Thursday, December 10, 2009

Red Shoes and "Culture"

I took a look at Michael Powell's Red Shoes earlier this week, for the first time in 54 years and I'd say it was worth the effort. Not that it was any kind of nostalgia trip: the only thing I remember about this movie from the first time around(in the Little Art Theatre in Yellow Springs, Ohio, about 1955) is that I so didn't get it: lots of dancing, and posturing, and a story-within-a-story. All the initiated in my circle knew about it, and knew that one had to see it (many had seen it before). But I was only a connected guy at that point , and I knew what I didn't know and what I'd better shut up about. A bit surprising, perhaps, when you consider that way back in high school, I had already seen and loved American in Paris (though I certainly kept that fact secret from my uninitiated high school friends). I certainly didn't know it then, but I can see now that American in Paris is just one of the many progeny of Red Shoes.

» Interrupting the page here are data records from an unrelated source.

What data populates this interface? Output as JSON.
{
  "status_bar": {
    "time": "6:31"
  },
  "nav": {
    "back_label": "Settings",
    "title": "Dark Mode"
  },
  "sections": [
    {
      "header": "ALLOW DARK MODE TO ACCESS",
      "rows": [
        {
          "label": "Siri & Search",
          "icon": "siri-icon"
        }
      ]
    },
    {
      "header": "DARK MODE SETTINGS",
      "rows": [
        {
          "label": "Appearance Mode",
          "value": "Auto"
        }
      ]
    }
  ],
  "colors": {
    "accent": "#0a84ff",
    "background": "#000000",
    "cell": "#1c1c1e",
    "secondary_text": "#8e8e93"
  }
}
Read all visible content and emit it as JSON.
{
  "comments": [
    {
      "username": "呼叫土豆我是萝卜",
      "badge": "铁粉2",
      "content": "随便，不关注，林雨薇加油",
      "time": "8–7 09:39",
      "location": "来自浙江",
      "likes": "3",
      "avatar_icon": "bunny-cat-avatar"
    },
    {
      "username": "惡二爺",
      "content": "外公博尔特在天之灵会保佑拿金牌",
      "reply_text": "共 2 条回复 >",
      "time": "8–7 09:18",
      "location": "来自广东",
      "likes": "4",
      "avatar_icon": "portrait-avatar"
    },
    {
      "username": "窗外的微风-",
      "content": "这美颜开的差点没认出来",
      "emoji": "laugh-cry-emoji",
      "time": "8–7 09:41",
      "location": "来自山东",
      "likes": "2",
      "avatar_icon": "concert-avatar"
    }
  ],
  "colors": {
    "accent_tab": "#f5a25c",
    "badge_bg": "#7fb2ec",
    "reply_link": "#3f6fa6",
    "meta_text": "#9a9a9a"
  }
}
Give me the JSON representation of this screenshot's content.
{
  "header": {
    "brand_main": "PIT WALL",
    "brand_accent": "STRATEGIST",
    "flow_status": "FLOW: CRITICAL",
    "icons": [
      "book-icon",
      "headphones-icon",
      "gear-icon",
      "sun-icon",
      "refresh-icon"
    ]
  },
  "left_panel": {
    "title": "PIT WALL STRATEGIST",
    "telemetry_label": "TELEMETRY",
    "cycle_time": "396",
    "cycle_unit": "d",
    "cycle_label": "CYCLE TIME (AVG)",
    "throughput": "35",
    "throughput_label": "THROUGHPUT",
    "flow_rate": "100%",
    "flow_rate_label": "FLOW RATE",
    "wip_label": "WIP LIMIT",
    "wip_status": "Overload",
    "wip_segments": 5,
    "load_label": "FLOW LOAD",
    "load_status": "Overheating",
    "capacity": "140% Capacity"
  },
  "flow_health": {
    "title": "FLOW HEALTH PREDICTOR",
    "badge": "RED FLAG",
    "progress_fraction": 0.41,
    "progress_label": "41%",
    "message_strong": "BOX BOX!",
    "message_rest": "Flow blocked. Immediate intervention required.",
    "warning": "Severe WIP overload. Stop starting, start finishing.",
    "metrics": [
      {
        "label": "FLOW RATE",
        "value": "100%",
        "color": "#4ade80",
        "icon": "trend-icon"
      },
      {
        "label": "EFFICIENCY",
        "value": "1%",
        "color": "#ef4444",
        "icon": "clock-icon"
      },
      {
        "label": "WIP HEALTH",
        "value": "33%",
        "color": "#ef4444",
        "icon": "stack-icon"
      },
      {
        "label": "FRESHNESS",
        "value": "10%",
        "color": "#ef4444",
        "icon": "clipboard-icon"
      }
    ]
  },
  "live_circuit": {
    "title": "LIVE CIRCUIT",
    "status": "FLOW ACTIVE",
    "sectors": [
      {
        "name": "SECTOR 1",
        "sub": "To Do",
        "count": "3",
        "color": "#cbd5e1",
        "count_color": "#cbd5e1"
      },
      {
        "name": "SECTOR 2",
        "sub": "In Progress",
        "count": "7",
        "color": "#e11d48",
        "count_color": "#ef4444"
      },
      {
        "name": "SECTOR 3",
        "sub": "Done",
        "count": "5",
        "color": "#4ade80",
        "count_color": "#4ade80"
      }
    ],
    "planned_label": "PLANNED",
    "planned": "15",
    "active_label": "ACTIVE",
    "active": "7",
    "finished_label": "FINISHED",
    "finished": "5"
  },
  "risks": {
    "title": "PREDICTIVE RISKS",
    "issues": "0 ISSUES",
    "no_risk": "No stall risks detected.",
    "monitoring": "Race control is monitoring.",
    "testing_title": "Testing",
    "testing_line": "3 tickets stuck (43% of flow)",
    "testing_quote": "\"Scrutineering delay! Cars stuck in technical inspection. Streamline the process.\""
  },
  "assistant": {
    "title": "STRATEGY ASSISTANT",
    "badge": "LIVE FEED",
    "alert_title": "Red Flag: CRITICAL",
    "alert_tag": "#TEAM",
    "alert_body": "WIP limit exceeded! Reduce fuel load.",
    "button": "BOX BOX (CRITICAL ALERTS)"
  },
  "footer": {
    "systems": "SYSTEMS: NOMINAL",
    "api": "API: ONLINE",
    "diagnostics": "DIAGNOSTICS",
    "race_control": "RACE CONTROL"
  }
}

Indeed, perhaps "progeny" is the operative word here--or better, "genealogy" because it is eye-opening to recognize (in retrospect) just how deeply embedded into the history of American culture this movie is. A Star is Born is an important ancestor; Wizard of Oz gets cameo credit.

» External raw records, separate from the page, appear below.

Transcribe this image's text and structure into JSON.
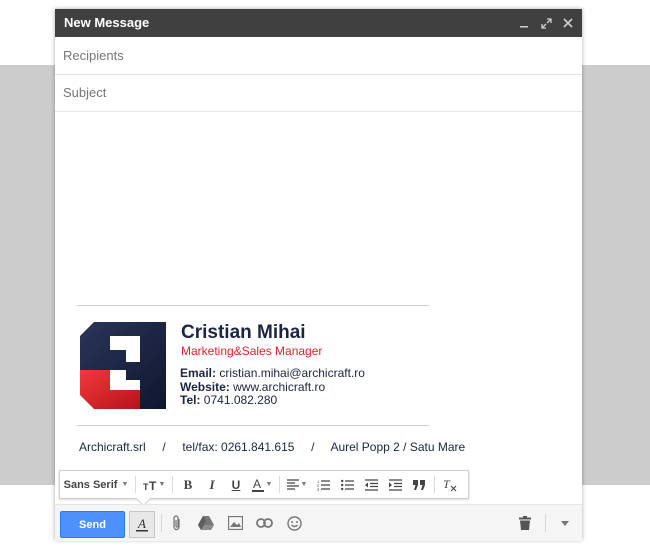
{
  "window": {
    "title": "New Message"
  },
  "fields": {
    "recipients_placeholder": "Recipients",
    "subject_placeholder": "Subject"
  },
  "signature": {
    "name": "Cristian Mihai",
    "role": "Marketing&Sales Manager",
    "email_label": "Email:",
    "email": "cristian.mihai@archicraft.ro",
    "website_label": "Website:",
    "website": "www.archicraft.ro",
    "tel_label": "Tel:",
    "tel": "0741.082.280",
    "footer": "Archicraft.srl     /     tel/fax: 0261.841.615     /     Aurel Popp 2 / Satu Mare"
  },
  "toolbar": {
    "font": "Sans Serif"
  },
  "bottom": {
    "send_label": "Send"
  },
  "colors": {
    "titlebar": "#404040",
    "send": "#4d90fe",
    "brand_navy": "#1c2545",
    "brand_red": "#e4222b"
  },
  "icons": [
    "minimize-icon",
    "expand-icon",
    "close-icon",
    "text-size-icon",
    "bold-icon",
    "italic-icon",
    "underline-icon",
    "text-color-icon",
    "align-icon",
    "numbered-list-icon",
    "bulleted-list-icon",
    "indent-less-icon",
    "indent-more-icon",
    "quote-icon",
    "remove-formatting-icon",
    "formatting-icon",
    "attach-icon",
    "drive-icon",
    "photo-icon",
    "link-icon",
    "emoji-icon",
    "trash-icon",
    "more-options-icon"
  ]
}
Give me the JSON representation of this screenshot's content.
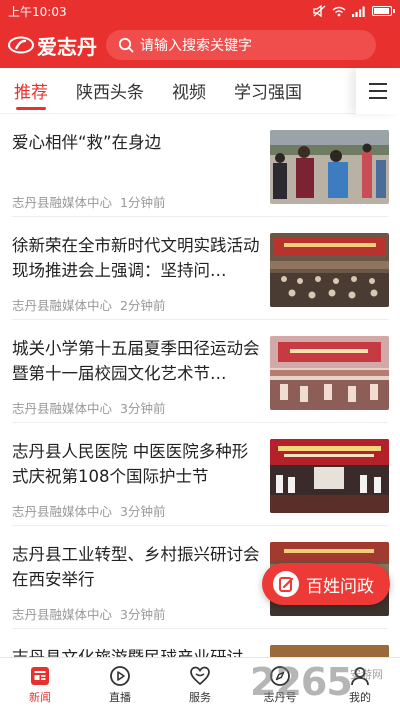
{
  "status_bar": {
    "time": "上午10:03"
  },
  "header": {
    "logo_text": "爱志丹",
    "search_placeholder": "请输入搜索关键字",
    "brand_color": "#e8312f"
  },
  "tabs": [
    {
      "label": "推荐",
      "active": true
    },
    {
      "label": "陕西头条",
      "active": false
    },
    {
      "label": "视频",
      "active": false
    },
    {
      "label": "学习强国",
      "active": false
    }
  ],
  "news": [
    {
      "title": "爱心相伴“救”在身边",
      "source": "志丹县融媒体中心",
      "time": "1分钟前"
    },
    {
      "title": "徐新荣在全市新时代文明实践活动现场推进会上强调：坚持问…",
      "source": "志丹县融媒体中心",
      "time": "2分钟前"
    },
    {
      "title": "城关小学第十五届夏季田径运动会暨第十一届校园文化艺术节…",
      "source": "志丹县融媒体中心",
      "time": "3分钟前"
    },
    {
      "title": "志丹县人民医院 中医医院多种形式庆祝第108个国际护士节",
      "source": "志丹县融媒体中心",
      "time": "3分钟前"
    },
    {
      "title": "志丹县工业转型、乡村振兴研讨会在西安举行",
      "source": "志丹县融媒体中心",
      "time": "3分钟前"
    },
    {
      "title": "志丹县文化旅游暨民球产业研讨",
      "source": "",
      "time": ""
    }
  ],
  "fab": {
    "label": "百姓问政"
  },
  "bottom_nav": [
    {
      "label": "新闻",
      "icon": "news-icon",
      "active": true
    },
    {
      "label": "直播",
      "icon": "play-icon",
      "active": false
    },
    {
      "label": "服务",
      "icon": "heart-icon",
      "active": false
    },
    {
      "label": "志丹号",
      "icon": "compass-icon",
      "active": false
    },
    {
      "label": "我的",
      "icon": "user-icon",
      "active": false
    }
  ],
  "watermark": {
    "number": "2265",
    "site": "安游网"
  }
}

But the real point is what neither I nor anyone else could have understood ini 1955. That is--just how pervasive its later influence would come to be. Riffing on David Thompson, I'd say tha Red Shoes came to define just about everything that my generation came to understand as "culture." I mean--how many fluttery schoolgirls from Ohio showed up at the stage doors in Manhattan, cardboard suitcases in hand, tutus on the ready, set to take their place in the spotlight? And not just the schoolgirls at the stage door: how many others who stayed home and read about life in the big city--how many of these, too, got their definition of "culture" from what was presented to them by Michael Hoffman? I'd venture to say you couldn't imagine Public Television without them: all those nights at the opera, with Beverly Sills and Hugh Downs telling us what to love and how to love it--how could we have known how to love it, without Red Shoes go show us how it was done?